Hautnah - Die Methode Hill. Staffel 4
05.06.2010
Sex - Macht - Manipulation - Kontrolle
Erst vor wenigen Wochen lief die 6. und damit letzte Staffel der Serie Hautnah - Die Methode Hill im ZDF. Als bekannt wurde, dass der britische Sender ITV die Produktion wegen zu hoher Kosten eingestellt hatte, reagierte der Tony-Hill-Fan empört und enttäuscht, weil eine international derart erfolgreiche Serie abgesetzt wurde. Er kann sich nun aber mit der gerade auf DVD erschienenen 4. Staffel trösten, die erneut durch flotte und ambitionierte Inszenierung und hervorragende Darstellung überzeugt. ANNA VERONICA WUTSCHEL ist ein treuer Fan.

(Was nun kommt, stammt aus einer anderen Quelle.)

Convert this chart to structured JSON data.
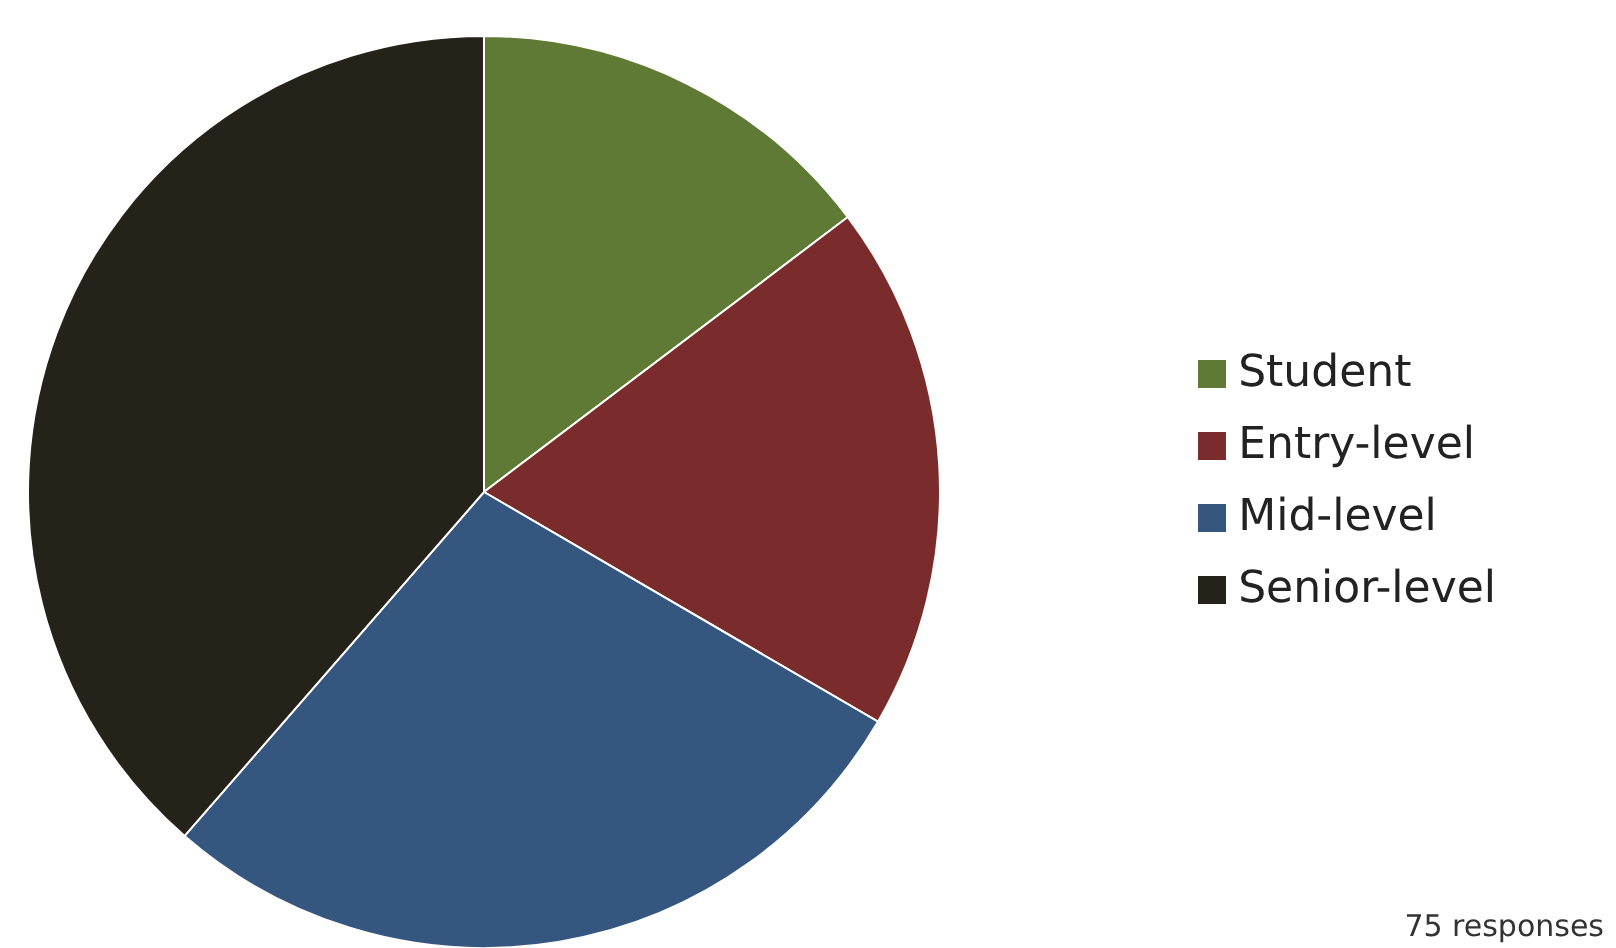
{
  "chart_data": {
    "type": "pie",
    "categories": [
      "Student",
      "Entry-level",
      "Mid-level",
      "Senior-level"
    ],
    "values": [
      14.7,
      18.7,
      28,
      38.6
    ],
    "colors": [
      "#5e7a34",
      "#7a2b2b",
      "#35567f",
      "#25221a"
    ],
    "legend": "right",
    "annotations": [
      "75 responses"
    ]
  }
}
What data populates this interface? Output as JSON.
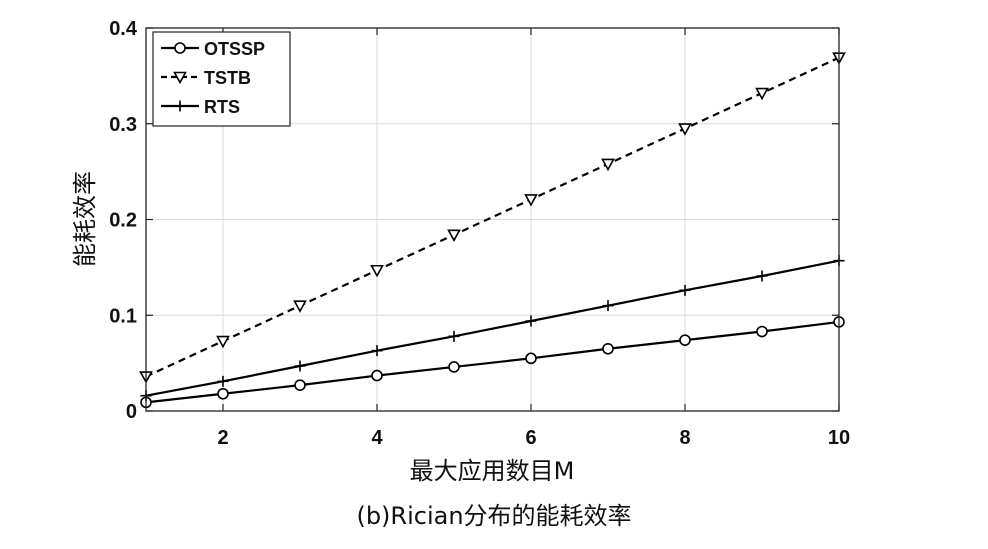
{
  "caption": "(b)Rician分布的能耗效率",
  "chart_data": {
    "type": "line",
    "title": "",
    "xlabel": "最大应用数目M",
    "ylabel": "能耗效率",
    "xlim": [
      1,
      10
    ],
    "ylim": [
      0,
      0.4
    ],
    "xticks": [
      2,
      4,
      6,
      8,
      10
    ],
    "xtick_labels": [
      "2",
      "4",
      "6",
      "8",
      "10"
    ],
    "yticks": [
      0,
      0.1,
      0.2,
      0.3,
      0.4
    ],
    "ytick_labels": [
      "0",
      "0.1",
      "0.2",
      "0.3",
      "0.4"
    ],
    "grid": true,
    "legend_position": "top-left",
    "x": [
      1,
      2,
      3,
      4,
      5,
      6,
      7,
      8,
      9,
      10
    ],
    "series": [
      {
        "name": "OTSSP",
        "marker": "circle",
        "line_style": "solid",
        "color": "#000000",
        "values": [
          0.009,
          0.018,
          0.027,
          0.037,
          0.046,
          0.055,
          0.065,
          0.074,
          0.083,
          0.093
        ]
      },
      {
        "name": "TSTB",
        "marker": "triangle-down",
        "line_style": "dashed",
        "color": "#000000",
        "values": [
          0.036,
          0.073,
          0.11,
          0.147,
          0.184,
          0.221,
          0.258,
          0.295,
          0.332,
          0.369
        ]
      },
      {
        "name": "RTS",
        "marker": "plus",
        "line_style": "solid",
        "color": "#000000",
        "values": [
          0.016,
          0.031,
          0.047,
          0.063,
          0.078,
          0.094,
          0.11,
          0.126,
          0.141,
          0.157
        ]
      }
    ]
  }
}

Der Style dieser 4. Staffel ist vornehmlich auf düster getrimmt. Asphalt, Stahl und Beton werden zu einer Szenerie für Laster und Mord. Immer wieder zielt die Kamera durch Gitter und erzeugt so eine klaustrophobische Stimmung von Ausweglosigkeit. Doch auch urbaner Chic sowie die pittoresken Eckchen der fiktiven Stadt Bradfield und ihres Umlands – gedreht wurde übrigens in Newcastle – werden exzellent eingefangen. Obgleich verwaschene Grau-Blau-Töne, vermischt mit einer ordentlichen Portion Neon-Geflackere, die Atmosphäre bestimmen, setzen auch immer wieder warme und volle Farben einen hoffnungsvollen Kontrapunkt. Dieser wird vor allem in der dritten Folge ganz perfide ausgespielt, wenn ein besonders tragischer Fall ganz bös hedonistisch in Pomp und prachtvoll barocken Farben schwelgt.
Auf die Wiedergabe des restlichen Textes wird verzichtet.